Agenda strategis ini dihadiri oleh jajaran pejabat daerah, otoritas keuangan, serta para pemilik (owner), direktur, dan jajaran manajemen perusahaan se-Provinsi Jambi.
Turut hadir memberikan arahan antara lain Plt. Kepala DPMTSP Provinsi Jambi, Jangcik Mohza, M.Pd., M.Si., serta Kepala OJK Provinsi Jambi, Yan Iswara Rosya.
Seminar ini diselenggarakan untuk mengenalkan instrumen pasar modal sebagai alternatif pendanaan jangka panjang melalui skema Initial Public Offering (IPO) Saham bagi perusahaan-perusahaan di wilayah Provinsi Jambi.
Kepala Kantor Perwakilan BEI Jambi, Rena Novita, menyampaikan bahwa pertumbuhan pasar modal di Indonesia terus menunjukkan tren positif baik dari sisi pasokan emiten maupun jumlah investor.
Berdasarkan data per 31 Juli 2026, telah terdapat 962 perusahaan tercatat saham dan 134 perusahaan penerbit obligasi/sukuk di BEI.
Sepanjang tahun 2026 saja, sebanyak 7 perusahaan baru berhasil mencatatkan sahamnya dengan total dana terhimpun mencapai Rp2,16 triliun, serta 115 emisi Efek Bersifat Utang dan Sukuk (EBUS) senilai Rp104,11 triliun dari 62 penerbit.
Dari sisi permintaan (demand), jumlah investor pasar modal Indonesia per akhir Juni 2026 telah menembus lebih dari 28,9 juta Single Investor Identification (SID), di mana 34,2% di antaranya merupakan investor saham.
Meski demikian, hingga saat ini belum ada satu pun perusahaan yang berasal dari Provinsi Jambi yang mencatatkan sahamnya di Bursa Efek Indonesia.

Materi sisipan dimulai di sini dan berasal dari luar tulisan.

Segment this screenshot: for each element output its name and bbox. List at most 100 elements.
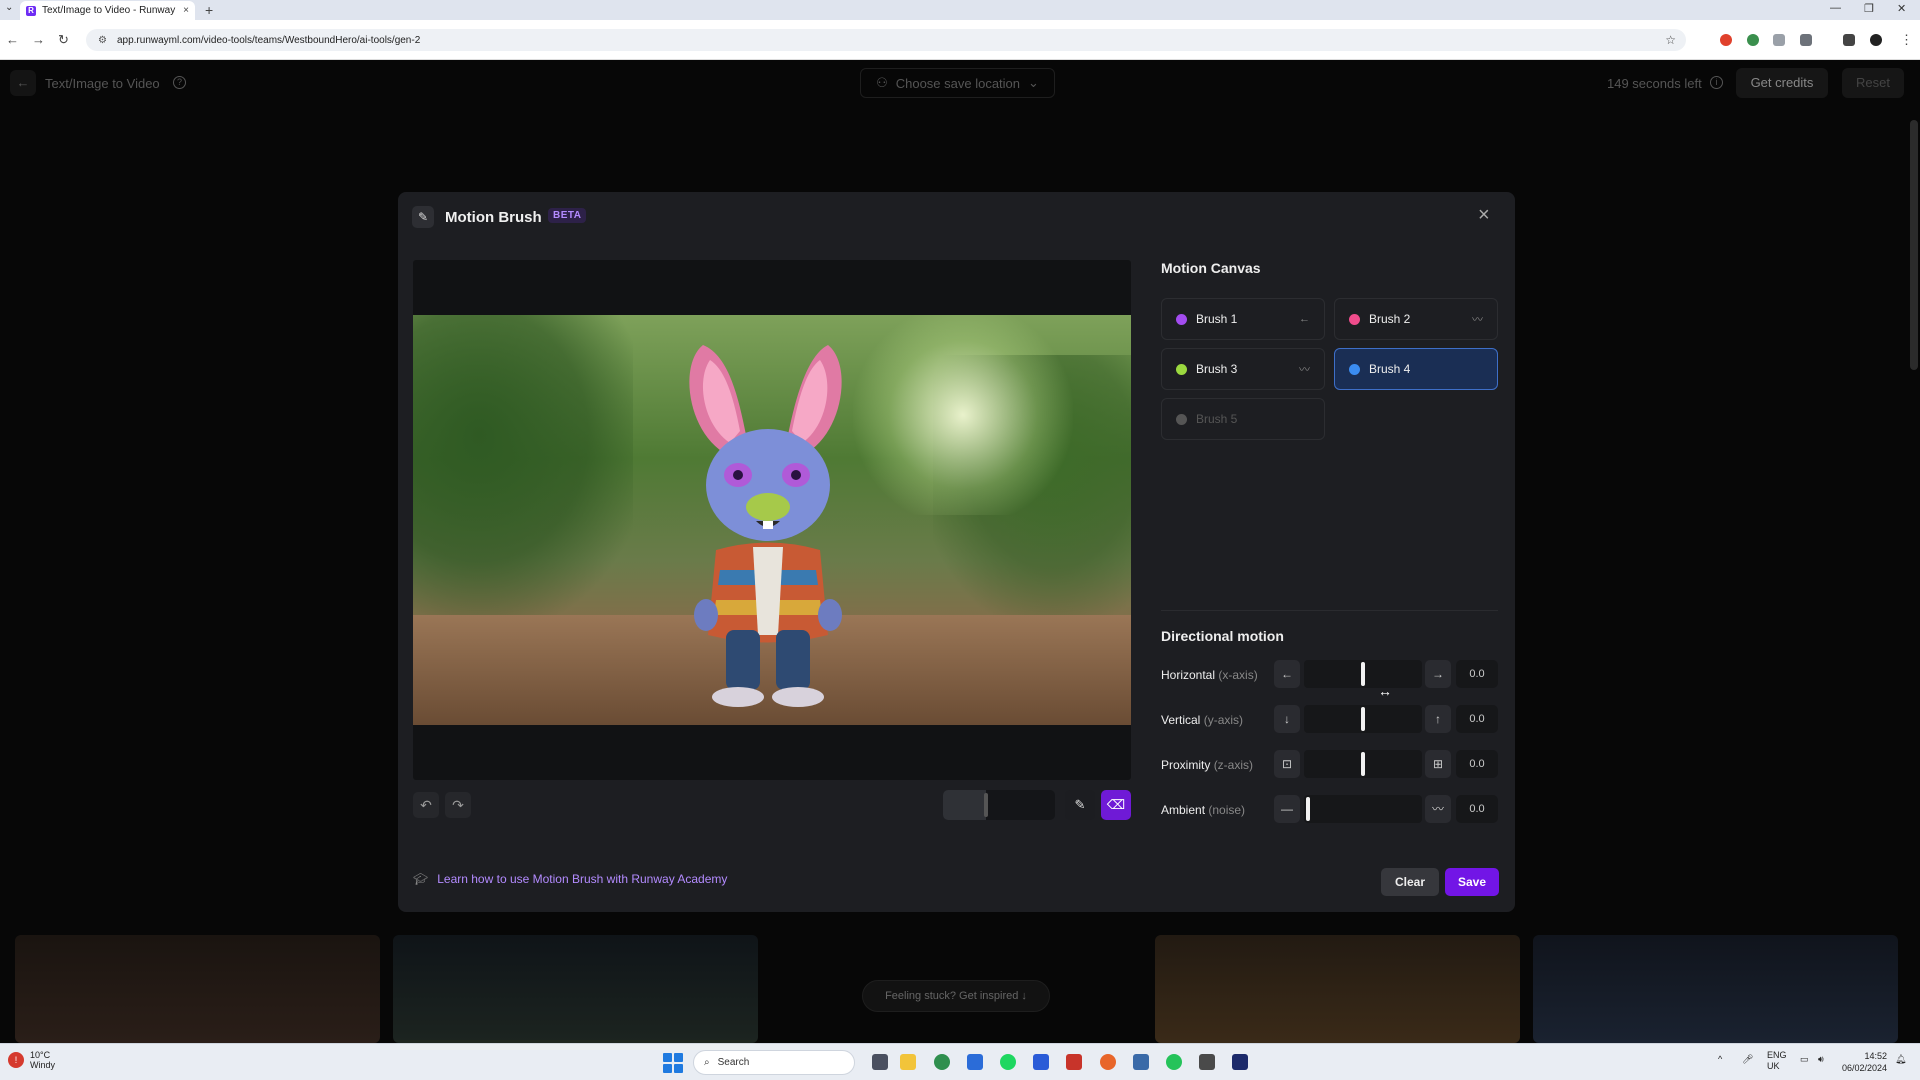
audition-icon[interactable]: [1232, 1054, 1248, 1070]
help-icon[interactable]: ?: [173, 76, 186, 89]
bookmark-star-icon[interactable]: ☆: [1665, 33, 1676, 47]
windows-taskbar: ! 10°C Windy ⌕ Search ^ 🎤︎ ENG UK ▭ 🔊︎ 1…: [0, 1043, 1920, 1080]
ambient-decrease-icon[interactable]: —: [1274, 795, 1300, 823]
volume-icon[interactable]: 🔊︎: [1818, 1054, 1824, 1065]
clear-button[interactable]: Clear: [1381, 868, 1439, 896]
slider-handle[interactable]: [1361, 662, 1365, 686]
brush-2-button[interactable]: Brush 2 〰: [1334, 298, 1498, 340]
proximity-increase-icon[interactable]: ⊞: [1425, 750, 1451, 778]
windows-start-icon[interactable]: [663, 1053, 683, 1073]
save-location-dropdown[interactable]: ⚇ Choose save location ⌄: [860, 68, 1055, 98]
brush-3-button[interactable]: Brush 3 〰: [1161, 348, 1325, 390]
academy-link[interactable]: 🎓︎ Learn how to use Motion Brush with Ru…: [413, 872, 727, 886]
calculator-icon[interactable]: [1199, 1054, 1215, 1070]
vertical-increase-icon[interactable]: ↑: [1425, 705, 1451, 733]
restore-icon[interactable]: ❐: [1864, 2, 1874, 15]
ambient-increase-icon[interactable]: 〰: [1425, 795, 1451, 823]
brush-size-handle[interactable]: [983, 793, 988, 817]
extension-icon[interactable]: [1773, 34, 1785, 46]
get-inspired-button[interactable]: Feeling stuck? Get inspired ↓: [862, 980, 1050, 1012]
microphone-icon[interactable]: 🎤︎: [1742, 1054, 1753, 1065]
whatsapp-icon[interactable]: [1166, 1054, 1182, 1070]
firefox-icon[interactable]: [1100, 1054, 1116, 1070]
back-arrow-icon[interactable]: ←: [10, 70, 36, 96]
language-indicator[interactable]: ENG UK: [1767, 1050, 1787, 1072]
slider-handle[interactable]: [1306, 797, 1310, 821]
app-icon[interactable]: [1066, 1054, 1082, 1070]
extensions-puzzle-icon[interactable]: [1800, 34, 1812, 46]
word-icon[interactable]: [1033, 1054, 1049, 1070]
window-close-icon[interactable]: ✕: [1897, 2, 1906, 15]
notepad-icon[interactable]: [967, 1054, 983, 1070]
brush-tool-icon[interactable]: ✎: [1065, 790, 1095, 820]
ambient-slider[interactable]: [1304, 795, 1422, 823]
new-tab-button[interactable]: +: [205, 2, 213, 18]
tab-close-icon[interactable]: ×: [183, 5, 189, 16]
info-icon[interactable]: i: [1710, 76, 1723, 89]
browser-menu-icon[interactable]: ⋮: [1900, 32, 1913, 48]
vertical-value[interactable]: 0.0: [1456, 705, 1498, 733]
spotify-icon[interactable]: [1000, 1054, 1016, 1070]
task-view-icon[interactable]: [872, 1054, 888, 1070]
gallery-thumbnail[interactable]: [1155, 935, 1520, 1043]
eraser-tool-icon[interactable]: ⌫: [1101, 790, 1131, 820]
extension-icon[interactable]: [1720, 34, 1732, 46]
back-icon[interactable]: ←: [6, 32, 19, 47]
minimize-icon[interactable]: —: [1830, 2, 1841, 14]
browser-tab[interactable]: R Text/Image to Video - Runway ×: [20, 1, 195, 20]
reset-button[interactable]: Reset: [1842, 68, 1904, 98]
arrow-left-icon: ←: [1299, 313, 1310, 325]
file-explorer-icon[interactable]: [900, 1054, 916, 1070]
network-icon[interactable]: ▭: [1800, 1054, 1809, 1065]
taskbar-search[interactable]: ⌕ Search: [693, 1050, 855, 1075]
url-text: app.runwayml.com/video-tools/teams/Westb…: [116, 34, 421, 46]
horizontal-value[interactable]: 0.0: [1456, 660, 1498, 688]
site-settings-icon[interactable]: ⚙: [98, 35, 107, 46]
search-icon: ⌕: [704, 1057, 710, 1068]
weather-widget[interactable]: ! 10°C Windy: [8, 1050, 55, 1070]
redo-icon[interactable]: ↷: [445, 792, 471, 818]
horizontal-slider[interactable]: [1304, 660, 1422, 688]
url-field[interactable]: ⚙ app.runwayml.com/video-tools/teams/Wes…: [86, 29, 1686, 51]
undo-icon[interactable]: ↶: [413, 792, 439, 818]
gallery-thumbnail[interactable]: [15, 935, 380, 1043]
close-icon[interactable]: ×: [1478, 204, 1490, 227]
vertical-slider[interactable]: [1304, 705, 1422, 733]
sidebar-icon[interactable]: [1843, 34, 1855, 46]
slider-handle[interactable]: [1361, 707, 1365, 731]
tab-title: Text/Image to Video - Runway: [42, 5, 176, 16]
proximity-decrease-icon[interactable]: ⊡: [1274, 750, 1300, 778]
forward-icon[interactable]: →: [32, 32, 45, 47]
gallery-thumbnail[interactable]: [1533, 935, 1898, 1043]
mail-icon[interactable]: [1133, 1054, 1149, 1070]
tray-expand-icon[interactable]: ^: [1718, 1054, 1722, 1064]
brush-size-slider[interactable]: [943, 790, 1055, 820]
profile-avatar[interactable]: [1870, 34, 1882, 46]
ambient-value[interactable]: 0.0: [1456, 795, 1498, 823]
chrome-icon[interactable]: [934, 1054, 950, 1070]
motion-canvas-title: Motion Canvas: [1161, 260, 1261, 276]
tab-search-icon[interactable]: ⌄: [5, 2, 13, 13]
proximity-value[interactable]: 0.0: [1456, 750, 1498, 778]
extension-icon[interactable]: [1747, 34, 1759, 46]
source-image[interactable]: [413, 315, 1131, 725]
page-scrollbar[interactable]: [1910, 120, 1918, 370]
get-credits-button[interactable]: Get credits: [1736, 68, 1828, 98]
save-button[interactable]: Save: [1445, 868, 1499, 896]
browser-tab-bar: ⌄ R Text/Image to Video - Runway × + — ❐…: [0, 0, 1920, 20]
brush-1-button[interactable]: Brush 1 ←: [1161, 298, 1325, 340]
notifications-icon[interactable]: 🔔︎: [1895, 1054, 1906, 1065]
clock[interactable]: 14:52 06/02/2024: [1842, 1050, 1887, 1074]
search-label: Search: [717, 1057, 750, 1068]
gallery-thumbnail[interactable]: [393, 935, 758, 1043]
ambient-wave-icon: 〰: [1299, 364, 1310, 376]
horizontal-decrease-icon[interactable]: ←: [1274, 660, 1300, 688]
vertical-decrease-icon[interactable]: ↓: [1274, 705, 1300, 733]
motion-canvas[interactable]: [413, 260, 1131, 780]
reload-icon[interactable]: ↻: [58, 32, 69, 48]
proximity-slider[interactable]: [1304, 750, 1422, 778]
horizontal-increase-icon[interactable]: →: [1425, 660, 1451, 688]
horizontal-label: Horizontal (x-axis): [1161, 668, 1258, 682]
brush-4-button[interactable]: Brush 4: [1334, 348, 1498, 390]
slider-handle[interactable]: [1361, 752, 1365, 776]
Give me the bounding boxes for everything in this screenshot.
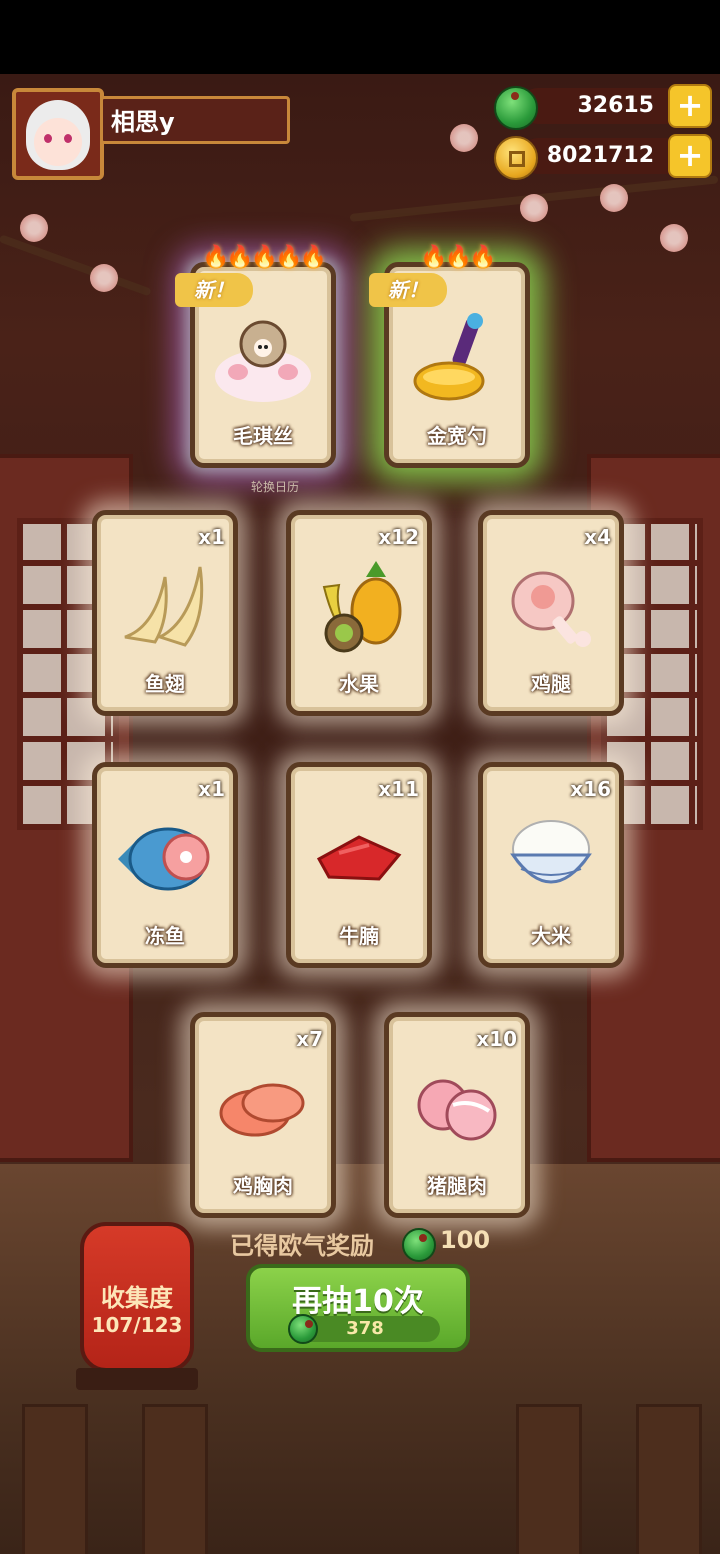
jade-icon (288, 1314, 318, 1344)
card-quantity: x7 (296, 1027, 323, 1051)
new-badge: 新！ (175, 273, 253, 307)
collection-label: 收集度 (101, 1284, 173, 1312)
shark-fin-icon (115, 557, 215, 661)
pork-leg-icon (407, 1069, 507, 1153)
card-name: 鸡胸肉 (233, 1174, 293, 1198)
featured-card[interactable]: 🔥🔥🔥🔥🔥 新！ 毛琪丝 (175, 245, 336, 468)
reward-card[interactable]: x1 冻鱼 (92, 762, 238, 968)
fence-post (142, 1404, 208, 1554)
rotation-calendar-caption: 轮换日历 (250, 480, 299, 494)
reward-card[interactable]: x7 鸡胸肉 (190, 1012, 336, 1218)
reward-card[interactable]: x4 鸡腿 (478, 510, 624, 716)
golden-ladle-icon (407, 309, 507, 413)
card-name: 猪腿肉 (427, 1174, 487, 1198)
collection-lantern[interactable]: 收集度 107/123 (80, 1222, 194, 1372)
card-quantity: x12 (378, 525, 419, 549)
reward-card[interactable]: x12 水果 (286, 510, 432, 716)
reward-card[interactable]: x16 大米 (478, 762, 624, 968)
add-jade-button[interactable]: + (668, 84, 712, 128)
cat-character-icon (208, 314, 318, 408)
card-quantity: x16 (570, 777, 611, 801)
card-name: 金宽勺 (427, 424, 487, 448)
fence-post (22, 1404, 88, 1554)
rice-bowl-icon (501, 809, 601, 913)
card-quantity: x1 (198, 777, 225, 801)
player-name: 相思y (100, 96, 290, 144)
reward-card[interactable]: x10 猪腿肉 (384, 1012, 530, 1218)
jade-icon (402, 1228, 436, 1262)
rarity-flames: 🔥🔥🔥 (420, 245, 496, 270)
card-quantity: x11 (378, 777, 419, 801)
lantern-stand (76, 1368, 198, 1390)
game-screen: 相思y 32615 + 8021712 + 🔥🔥🔥🔥🔥 新！ 毛琪丝 🔥🔥🔥 新… (0, 0, 720, 1554)
reward-card[interactable]: x11 牛腩 (286, 762, 432, 968)
card-name: 冻鱼 (145, 924, 185, 948)
rarity-flames: 🔥🔥🔥🔥🔥 (202, 245, 327, 270)
chicken-breast-icon (213, 1069, 313, 1153)
draw-cost-value: 378 (346, 1318, 384, 1339)
avatar-face (26, 100, 90, 170)
fruit-basket-icon (304, 557, 414, 661)
card-name: 鸡腿 (531, 672, 571, 696)
card-name: 水果 (339, 672, 379, 696)
card-name: 鱼翅 (145, 672, 185, 696)
card-name: 大米 (531, 924, 571, 948)
collection-count: 107/123 (91, 1313, 183, 1337)
new-badge: 新！ (369, 273, 447, 307)
card-name: 毛琪丝 (233, 424, 293, 448)
card-quantity: x4 (584, 525, 611, 549)
card-quantity: x10 (476, 1027, 517, 1051)
chicken-leg-icon (501, 557, 601, 661)
coin-icon (494, 136, 538, 180)
draw-again-label: 再抽10次 (292, 1284, 424, 1319)
fence-post (636, 1404, 702, 1554)
reward-label: 已得欧气奖励 (230, 1232, 374, 1260)
draw-again-button[interactable]: 再抽10次 378 (246, 1264, 470, 1352)
card-quantity: x1 (198, 525, 225, 549)
beef-brisket-icon (309, 819, 409, 903)
reward-card[interactable]: x1 鱼翅 (92, 510, 238, 716)
add-coins-button[interactable]: + (668, 134, 712, 178)
player-avatar[interactable] (12, 88, 104, 180)
featured-card[interactable]: 🔥🔥🔥 新！ 金宽勺 (369, 245, 530, 468)
jade-icon (494, 86, 538, 130)
card-name: 牛腩 (339, 924, 379, 948)
reward-value: 100 (440, 1226, 491, 1254)
fence-post (516, 1404, 582, 1554)
frozen-fish-icon (110, 809, 220, 913)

“Kami berharap penyelenggaraan kegiatan ini dapat menjadi langkah awal bagi perusahaan-perusahaan di Jambi untuk mengenal lebih dekat proses Go Public, mempersiapkan diri menjadi perusahaan terbuka, serta melahirkan perusahaan tercatat pertama yang berasal dari Provinsi Jambi,” ujar Rena Novita, Kepala Kantor Perwakilan BEI Jambi.
Melalui kampanye dan semangat #GoPublicLebihBaik, BEI Kantor Perwakilan Jambi berkomitmen memberikan edukasi, pendampingan, serta fasilitasi konsultasi secara cuma-cuma (tanpa komitmen maupun biaya apapun) bagi pelaku usaha di Jambi yang ingin berkonsultasi mengenai proses IPO.
Dalam rangkaian seminar tersebut, diskusi interaktif dimoderatori oleh Safina Audria Azzahra (Unit Pengembangan Calon Perusahaan Tercatat 1 BEI) dengan menghadirkan tiga narasumber utama:
1. Yan Hendrick Simorangkir – Kepala Unit Pengembangan Calon Perusahaan Tercatat 1 PT Bursa Efek Indonesia (BEI)
2. Oscar Harianto Malikus – Direktur PT Ciptadana Sekuritas
3. Mona Dita Saraswati – Corporate Secretary PT Sumber Mineral Global Abadi Tbk (SMGA)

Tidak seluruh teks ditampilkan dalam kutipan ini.